Get that working properly first before trying to fix the missing problem....you should at least have a thermostat, I would put in a 180 the lowest, or a 195.
 
the hose gets warm but not hot...pulled the tsat out tonight and i had to really push hard to get the spring to move..like it was stuuck tight... also on the intake at the front there is a sensor that a little elbow goes on..believe its for the gauge...there is also one on the rear of the intake but no wire is on it...found an orange wire that looks like it should go there but someone splice it to a ground...does this sound right?
 
the hose gets warm but not hot...pulled the tsat out tonight and i had to really push hard to get the spring to move..like it was stuuck tight... also on the intake at the front there is a sensor that a little elbow goes on..believe its for the gauge...there is also one on the rear of the intake but no wire is on it...found an orange wire that looks like it should go there but someone splice it to a ground...does this sound right?
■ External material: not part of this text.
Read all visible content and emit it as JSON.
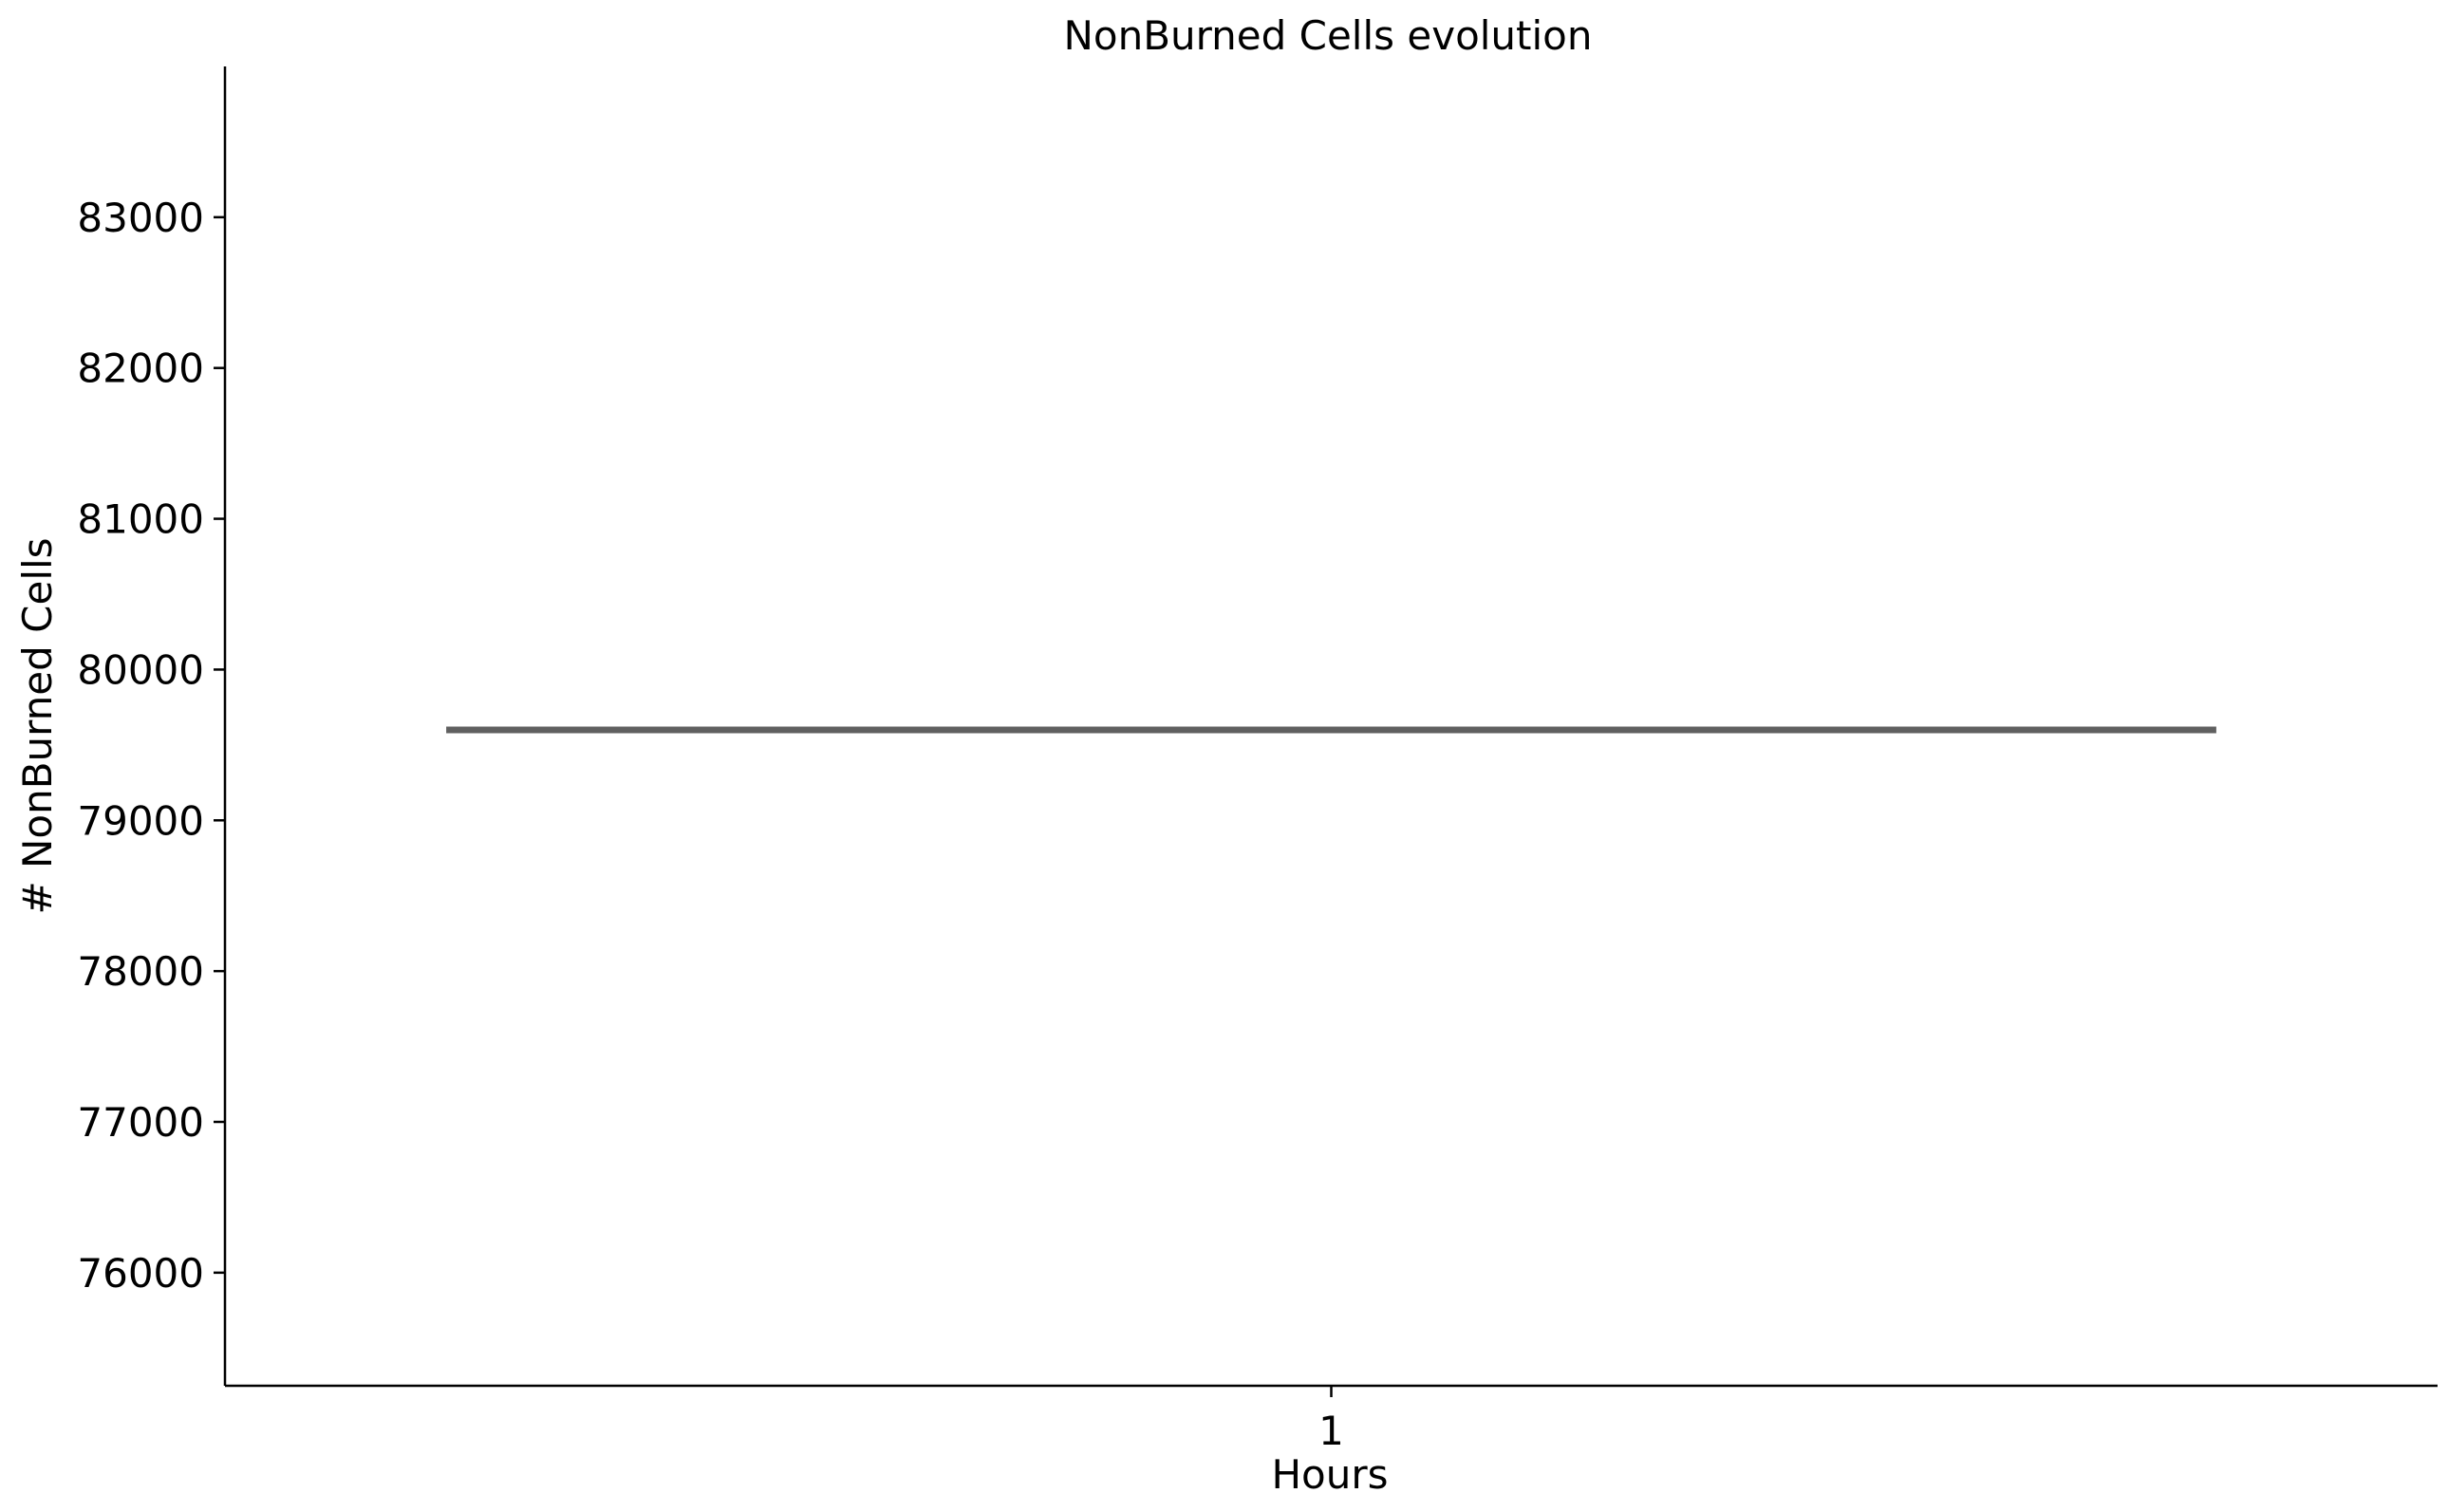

If the front sensor looks stock, and the stock wiring (with the little rubber elbow) is there, that's for the stock gauge. The rear port originally had a square headed plug but it sounds like someone put an aftermarket sender there and then removed the gauge. Note that the rear port sucks for accuracy. I would put the inaccurate stock sender back there and lengthen the wire. Then put an aftermarket gauge's sender in the front (originally) stock location.

The orange wire is probably your HEGO ground, which should be grounded to the intake or head.
 
the senser n the rear looks just like the front...if that isnt used for anything ill just let it alone..... where is the barometric pressure sensor located??

What year of stang are you working on? Note electrical mods like mass-air conversions, etc.

The BAP is on the firewall, It's a dark rectangular looking box.